Moon to Earth: Eat It.

Moon hits Earth 560x644

So, basically what it boils down to here is (ahem) EVERYBODY FUCKIN’ PANIC! Thank you, and now back to your regularly scheduled humor.

Richard Nolle, a noted astrologer who runs the website astropro.com, has famously termed the upcoming full moon at lunar perigee (the closest approach during its orbit) an “extreme supermoon.” When the moon goes super-extreme, Nolle says, chaos will ensue: Huge storms, earthquakes, volcanoes and other natural disasters can be expected to wreak havoc on Earth. (It should be noted that astrology is not a real science, but merely makes connections between astronomical and mystical events.) But do we really need to start stocking survival shelters in preparation for the supermoon?

Guess what? There’s more. Of course.

According to John Vidale, a seismologist at the University of Washington in Seattle and director of the Pacific Northwest Seismic Network, particularly dramatic land and ocean tides do trigger earthquakes. “Both the moon and sun do stress the Earth a tiny bit, and when we look hard we can see a very small increase in tectonic activity when they’re aligned,” Vidale told Life’s Little Mysteries, a sister site to SPACE.com. At times of full and new moons, “you see a less-than-1-percent increase in earthquake activity, and a slightly higher response in volcanoes.” The effect of tides on seismic activity is greatest in subduction zones such as the Pacific Northwest, where one tectonic plate is sliding under another. William Wilcock, another seismologist at the University of Washington, explained: “When you have a low tide, there’s less water, so the pressure on the seafloor is smaller. That pressure is clamping the fault together, so when it’s not there, it makes it easier for the fault to slip.” According to Wilcock, earthquake activity in subduction zones at low tides is 10 percent higher than at other times of the day, but he hasn’t observed any correlations between earthquake activity and especially low tides at new and full moons. Vidale has observed only a very small correlation.

So, maybe just ignore that little diatribe up there. Sorry. Everything’s gonna be just fine… (runs, packs suitcases, books flight to Saturn)

Most natural disasters have nothing to do with the moon at all. The Earth has a lot of pent up energy, and it releases it anytime the buildup gets too great. The supermoon probably won’t push it past the tipping point, but we’ll know for sure, one way or the other, by March 20.

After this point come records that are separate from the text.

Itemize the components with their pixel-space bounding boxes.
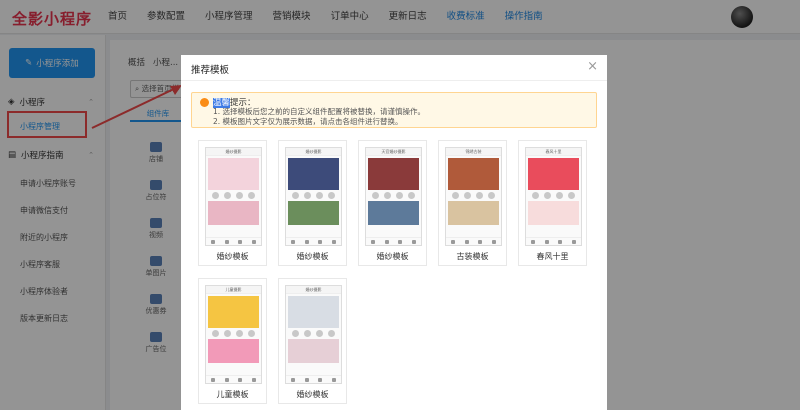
preview-tabbar: [286, 237, 341, 245]
modal-title: 推荐模板: [191, 65, 230, 76]
preview-icons: [289, 330, 338, 337]
preview-banner: [448, 158, 499, 190]
preview-block: [368, 201, 419, 225]
preview-block: [288, 201, 339, 225]
template-card[interactable]: 婚纱摄影 婚纱模板: [278, 140, 347, 266]
preview-tabbar: [286, 375, 341, 383]
preview-icons: [369, 192, 418, 199]
template-label: 春风十里: [536, 252, 569, 261]
template-preview: 婚纱摄影: [285, 147, 342, 246]
notice-line: 2. 模板图片文字仅为展示数据，请点击各组件进行替换。: [213, 117, 403, 126]
template-preview: 婚纱摄影: [285, 285, 342, 384]
template-card[interactable]: 婚纱摄影 婚纱模板: [278, 278, 347, 404]
notice-box: 温馨提示： 1. 选择模板后您之前的自定义组件配置将被替换，请谨慎操作。 2. …: [191, 92, 597, 128]
preview-block: [448, 201, 499, 225]
template-preview: 锦绣古装: [445, 147, 502, 246]
preview-icons: [289, 192, 338, 199]
template-label: 婚纱模板: [296, 252, 329, 261]
preview-title: 婚纱摄影: [286, 148, 341, 156]
template-card[interactable]: 儿童摄影 儿童模板: [198, 278, 267, 404]
preview-title: 春风十里: [526, 148, 581, 156]
template-label: 儿童模板: [216, 390, 249, 399]
preview-tabbar: [206, 375, 261, 383]
template-card[interactable]: 婚纱摄影 婚纱模板: [198, 140, 267, 266]
preview-title: 婚纱摄影: [286, 286, 341, 294]
preview-tabbar: [366, 237, 421, 245]
template-card[interactable]: 春风十里 春风十里: [518, 140, 587, 266]
preview-tabbar: [206, 237, 261, 245]
preview-title: 婚纱摄影: [206, 148, 261, 156]
preview-icons: [449, 192, 498, 199]
preview-banner: [208, 158, 259, 190]
preview-title: 锦绣古装: [446, 148, 501, 156]
preview-title: 天官婚纱摄影: [366, 148, 421, 156]
preview-icons: [209, 192, 258, 199]
preview-tabbar: [446, 237, 501, 245]
template-label: 婚纱模板: [216, 252, 249, 261]
template-preview: 婚纱摄影: [205, 147, 262, 246]
modal-header: 推荐模板 ×: [181, 55, 607, 81]
template-modal: 推荐模板 × 温馨提示： 1. 选择模板后您之前的自定义组件配置将被替换，请谨慎…: [181, 55, 607, 410]
preview-block: [528, 201, 579, 225]
preview-icons: [209, 330, 258, 337]
preview-banner: [288, 296, 339, 328]
preview-block: [288, 339, 339, 363]
template-card[interactable]: 天官婚纱摄影 婚纱模板: [358, 140, 427, 266]
preview-banner: [528, 158, 579, 190]
template-preview: 儿童摄影: [205, 285, 262, 384]
preview-block: [208, 201, 259, 225]
preview-block: [208, 339, 259, 363]
preview-banner: [208, 296, 259, 328]
template-label: 古装模板: [456, 252, 489, 261]
template-card[interactable]: 锦绣古装 古装模板: [438, 140, 507, 266]
template-label: 婚纱模板: [296, 390, 329, 399]
close-icon[interactable]: ×: [587, 59, 598, 74]
template-preview: 天官婚纱摄影: [365, 147, 422, 246]
preview-title: 儿童摄影: [206, 286, 261, 294]
template-label: 婚纱模板: [376, 252, 409, 261]
preview-icons: [529, 192, 578, 199]
template-preview: 春风十里: [525, 147, 582, 246]
warning-icon: [200, 98, 209, 107]
preview-banner: [368, 158, 419, 190]
preview-tabbar: [526, 237, 581, 245]
preview-banner: [288, 158, 339, 190]
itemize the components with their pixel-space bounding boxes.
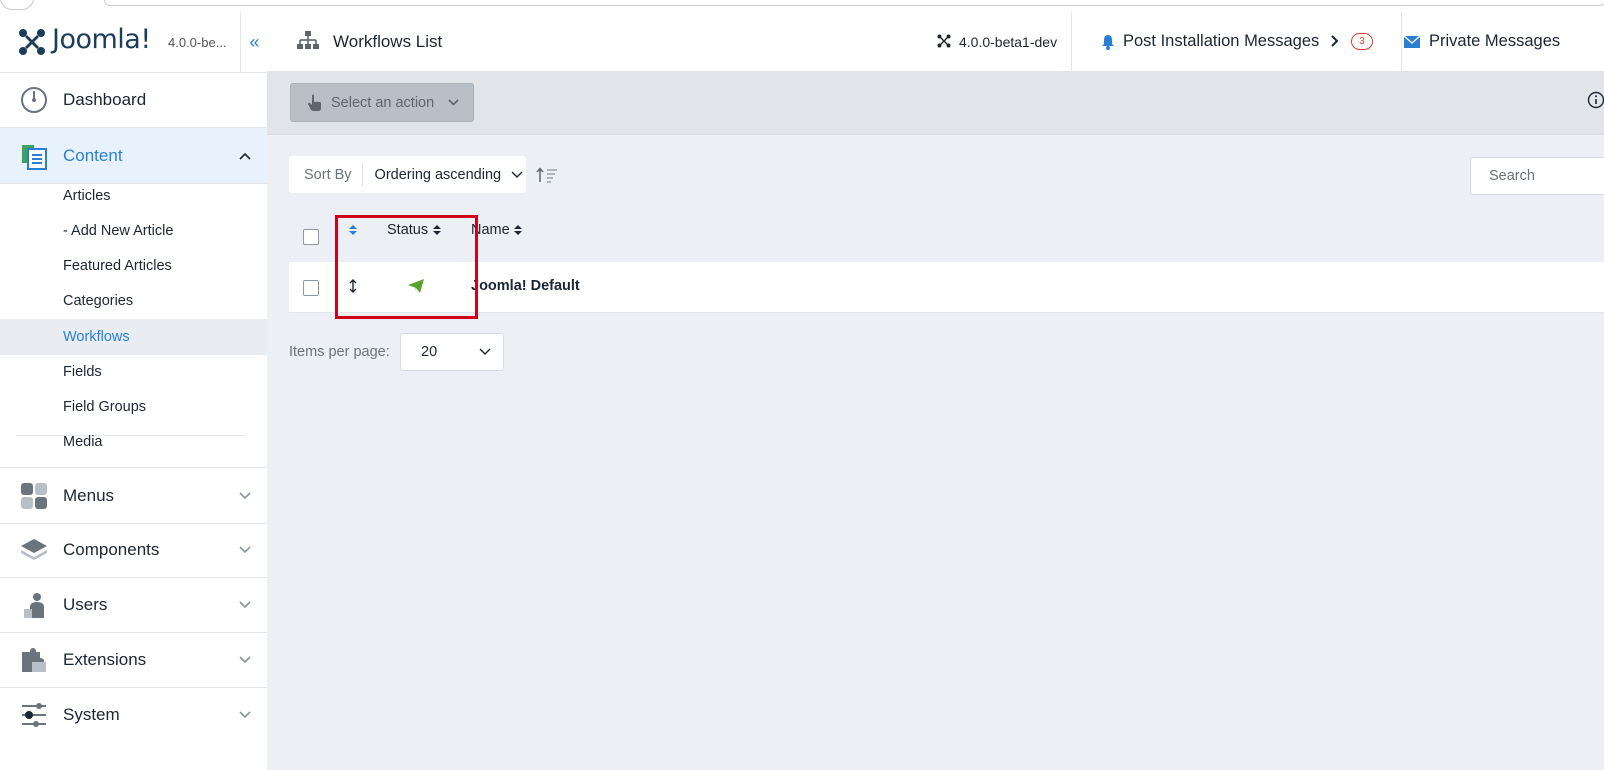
chevron-up-icon (239, 149, 251, 163)
chevron-down-icon (239, 489, 251, 503)
browser-address-bar[interactable] (104, 0, 1604, 6)
sidebar-item-label: Users (63, 594, 108, 614)
sidebar-item-label: Extensions (63, 649, 147, 669)
chevron-down-icon (448, 97, 459, 109)
menus-icon (20, 482, 48, 510)
post-install-label: Post Installation Messages (1123, 32, 1320, 50)
divider (361, 162, 363, 187)
sidebar-subitem-featured-articles[interactable]: Featured Articles (0, 248, 267, 284)
subitem-label: Fields (63, 364, 102, 380)
name-sort-icon[interactable] (514, 224, 522, 236)
private-messages-label: Private Messages (1429, 32, 1561, 50)
pointer-hand-icon (308, 94, 321, 111)
sort-direction-icon[interactable] (536, 167, 560, 183)
items-per-page-label: Items per page: (289, 344, 390, 360)
brand: Joomla! 4.0.0-be... (0, 12, 240, 73)
users-icon (20, 591, 48, 619)
header: Workflows List 4.0.0-beta1-dev Post Inst… (267, 12, 1604, 72)
subitem-label: Workflows (63, 329, 130, 345)
version-label: 4.0.0-beta1-dev (959, 33, 1058, 50)
post-installation-messages-button[interactable]: Post Installation Messages 3 (1071, 12, 1402, 71)
highlight-box (335, 215, 478, 319)
chevron-right-icon (1331, 31, 1339, 52)
chevron-down-icon (239, 543, 251, 557)
chevron-down-icon (239, 653, 251, 667)
main-content: Select an action Sort By Ordering ascend… (267, 71, 1604, 770)
select-all-checkbox[interactable] (303, 229, 319, 245)
select-action-button[interactable]: Select an action (290, 83, 474, 122)
sidebar-item-content[interactable]: Content (0, 128, 267, 184)
table-row: Joomla! Default (289, 262, 1604, 313)
workflow-name-link[interactable]: Joomla! Default (471, 278, 580, 294)
browser-back-button[interactable] (0, 0, 34, 10)
brand-version: 4.0.0-be... (168, 35, 227, 50)
chevron-down-icon (239, 598, 251, 612)
subitem-label: Categories (63, 293, 134, 309)
items-per-page-value: 20 (421, 344, 438, 360)
sidebar-subitem-media[interactable]: Media (0, 424, 267, 460)
envelope-icon (1404, 35, 1420, 48)
sidebar-item-menus[interactable]: Menus (0, 467, 267, 524)
joomla-logo-icon (19, 29, 45, 55)
sidebar-item-label: Menus (63, 485, 115, 505)
sidebar: Joomla! 4.0.0-be... « Dashboard Content … (0, 12, 268, 770)
chevron-down-icon (511, 168, 523, 182)
chevron-down-icon (239, 708, 251, 722)
sort-by-select[interactable]: Sort By Ordering ascending (289, 156, 526, 193)
sidebar-subitem-add-new-article[interactable]: - Add New Article (0, 213, 267, 249)
sidebar-subitem-fields[interactable]: Fields (0, 354, 267, 390)
subitem-label: Media (63, 434, 103, 450)
subitem-label: Articles (63, 188, 111, 204)
header-version[interactable]: 4.0.0-beta1-dev (937, 12, 1072, 71)
sort-by-label: Sort By (304, 166, 352, 183)
bell-icon (1102, 34, 1114, 50)
extensions-icon (20, 646, 48, 674)
sidebar-subitem-workflows[interactable]: Workflows (0, 319, 267, 355)
page-title: Workflows List (333, 32, 443, 51)
joomla-icon (937, 34, 951, 48)
action-label: Select an action (331, 94, 435, 111)
post-install-count-badge: 3 (1351, 33, 1373, 50)
sidebar-subitem-articles[interactable]: Articles (0, 178, 267, 214)
sidebar-item-label: Components (63, 539, 160, 559)
brand-name: Joomla! (52, 24, 151, 55)
dashboard-icon (20, 86, 48, 114)
sidebar-item-label: Dashboard (63, 89, 147, 109)
sidebar-item-system[interactable]: System (0, 687, 267, 742)
sitemap-icon (297, 31, 319, 49)
table-header: Status Name (289, 211, 1604, 261)
sidebar-subitem-categories[interactable]: Categories (0, 283, 267, 319)
subitem-label: - Add New Article (63, 223, 174, 239)
sidebar-item-users[interactable]: Users (0, 577, 267, 633)
sidebar-item-dashboard[interactable]: Dashboard (0, 72, 267, 128)
sidebar-collapse-button[interactable]: « (240, 12, 268, 73)
items-per-page-select[interactable]: 20 (400, 333, 504, 371)
search-field[interactable] (1470, 157, 1604, 195)
components-icon (20, 536, 48, 564)
chevron-down-icon (479, 345, 491, 359)
subitem-label: Field Groups (63, 399, 147, 415)
sort-by-value: Ordering ascending (374, 166, 502, 183)
sidebar-item-components[interactable]: Components (0, 522, 267, 578)
sidebar-item-label: System (63, 704, 120, 724)
row-checkbox[interactable] (303, 280, 319, 296)
content-icon (20, 142, 48, 170)
search-input[interactable] (1487, 167, 1601, 185)
toolbar: Select an action (267, 71, 1604, 135)
sidebar-item-extensions[interactable]: Extensions (0, 632, 267, 688)
sidebar-item-label: Content (63, 145, 123, 165)
subitem-label: Featured Articles (63, 258, 172, 274)
private-messages-button[interactable]: Private Messages (1403, 12, 1604, 71)
sidebar-subitem-field-groups[interactable]: Field Groups (0, 389, 267, 425)
info-icon[interactable] (1587, 91, 1604, 109)
system-icon (20, 701, 48, 729)
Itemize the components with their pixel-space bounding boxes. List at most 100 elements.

And hey, why not a joke to end it all. It’s funny!

The Lone Ranger and Tonto turn in for the evening out on the plains. After a few hours, Tonto suddenly nudges the Lone Ranger until he awakens. Tonto says, with alarm in his voice “Look up! What do you see?”
The Lone Ranger looks up and says “I see the nighttime sky.”
Tonto nods and says “So what does that tell you?”
The Lone Ranger thinks about it for a moment, then says “Well, astronomically, it tells me there are millions or even billions of stars and planetary systems in our galaxy. Astrologically, it tells me that Saturn is currently in Leo. Theologically, I feel the sky suggests that God is all-powerful and that we are small and insignificant. Time-wise, from the position of the moon, I’d say it’s about 11:45pm. And meteorlogically, from the clarity of the sky, I’d say we’re in for a great day of weather tomorrow. Why, Tonto? What does the nighttime sky tell you?”
Tonto replies “It tells me somebody stole our tent, you jacka$$.”